There is one more SQL optimization I can see here, which comes from the fact that we're still doing an individual lookup for each word's corresponding alphagram_id on the line:
alphagram_id = Alphagram.find_by(text: alphagram(word_text)).id

I can elimate these individual lookups by loading all the newly-created Alphagrams with a single SELECT before I create the words, then building a hash:
alphagram_ids = {}
Alphagram.all.each do |ag|
  alphagram_ids[ag.text] = ag.id
end

Now, when setting up the word values, I can get the alphagram_id without a SELECT statement for every record:
alphagram_id = alphagram_ids[alphagram(word_text)]

This last doesn't get me much, but saves ~0.1-0.2ms from doing an individual SELECT statements for each word to load the alphagram_ids.
Finally, I get a per-word clock time of ~0.05ms.
> puts Benchmark.measure { WordList.new('lib/word_lists/twl06.txt') }
8.319700   0.555217   8.874917 (  9.011809)

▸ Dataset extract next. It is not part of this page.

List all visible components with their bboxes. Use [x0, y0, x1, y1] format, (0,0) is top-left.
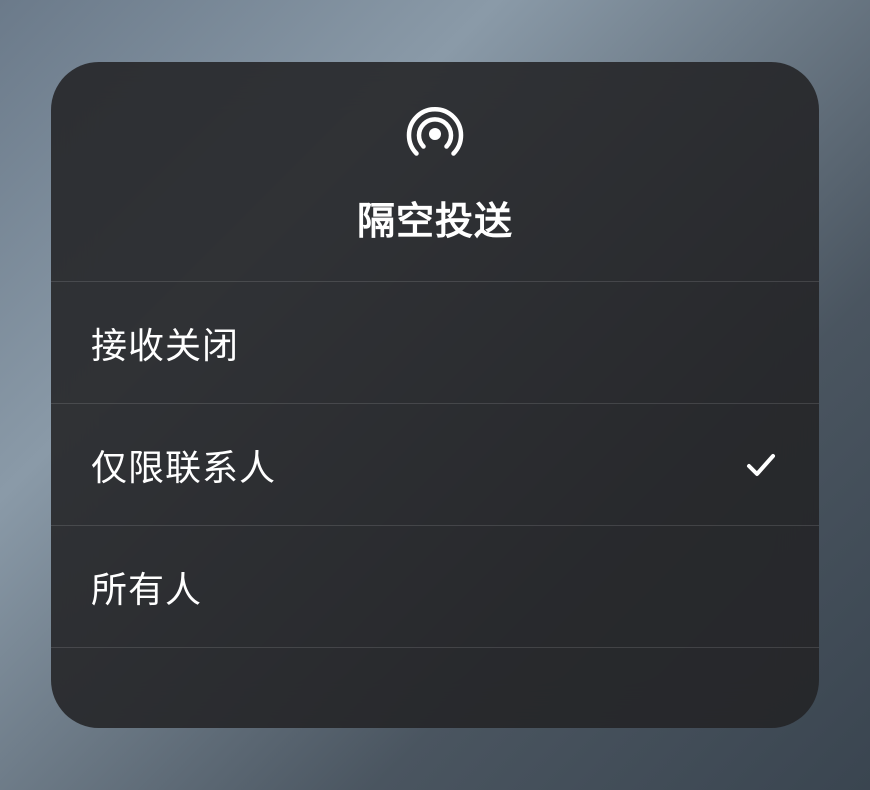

That's more like it: all 180k words parsed into anagrams and stored in the DB in under 10 seconds.
ActiveRecord lookup performance

Now that I have all the records in the database, a quick note about retrieval retrieval performance. With the objects I made above, finding anagrams is a matter of just looking up the appropriate Alphagram and looping over it's associated Words:
Alphagram.find_by(text: 'aceprs').words.pluck(:text)
#=> ["capers", "crapes", "escarp", "pacers", "parsec", "recaps", "scrape", "secpar", "spacer"]

This executes two SELECT statements, giving a pretty speedy lookup:
> puts Benchmark.measure { Alphagram.find_by(text: 'aceprs').words.pluck(:text) }
0.000912   0.000080   0.000992 (  0.001290)

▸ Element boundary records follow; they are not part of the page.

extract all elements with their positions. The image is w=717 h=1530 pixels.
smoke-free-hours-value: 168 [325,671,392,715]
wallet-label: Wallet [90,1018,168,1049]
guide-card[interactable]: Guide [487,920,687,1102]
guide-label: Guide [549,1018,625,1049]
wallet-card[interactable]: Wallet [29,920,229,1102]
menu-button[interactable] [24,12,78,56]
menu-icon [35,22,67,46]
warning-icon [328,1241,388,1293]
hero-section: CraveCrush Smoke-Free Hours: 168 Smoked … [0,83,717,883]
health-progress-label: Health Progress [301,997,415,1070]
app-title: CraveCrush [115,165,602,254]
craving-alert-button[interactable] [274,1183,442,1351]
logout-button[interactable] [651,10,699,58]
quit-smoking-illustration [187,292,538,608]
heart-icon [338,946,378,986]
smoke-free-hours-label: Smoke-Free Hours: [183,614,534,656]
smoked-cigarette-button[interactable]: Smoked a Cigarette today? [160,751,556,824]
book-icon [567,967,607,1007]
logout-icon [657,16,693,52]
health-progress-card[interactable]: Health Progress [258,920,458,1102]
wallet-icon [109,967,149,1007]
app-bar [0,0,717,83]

This isn't quite as fast as my in-memory hash lookup above, and won't be O(1) either -- something closer to worst-case O(nlogn) with a database index on anagrams.text. Still, this is plenty fast to execute (even for a much larger list of words) within a single request.
Notes


For all benchmarking I turned off logging in the console (conf.echo = false and ActiveRecord::Base.logger = nil)
For performance measurements I used Ruby's built-in Benchmark, and for memory I used the memory_profiler gem.
I used a local SQLite DB for all the above queries -- I'll maybe replicate on the proper Postgres instance when the app is a bit more developed.
This was not scientific at all -- I replicated each measurement 2 or 3 times and took averages, but don't claim any degree of statistical significance here.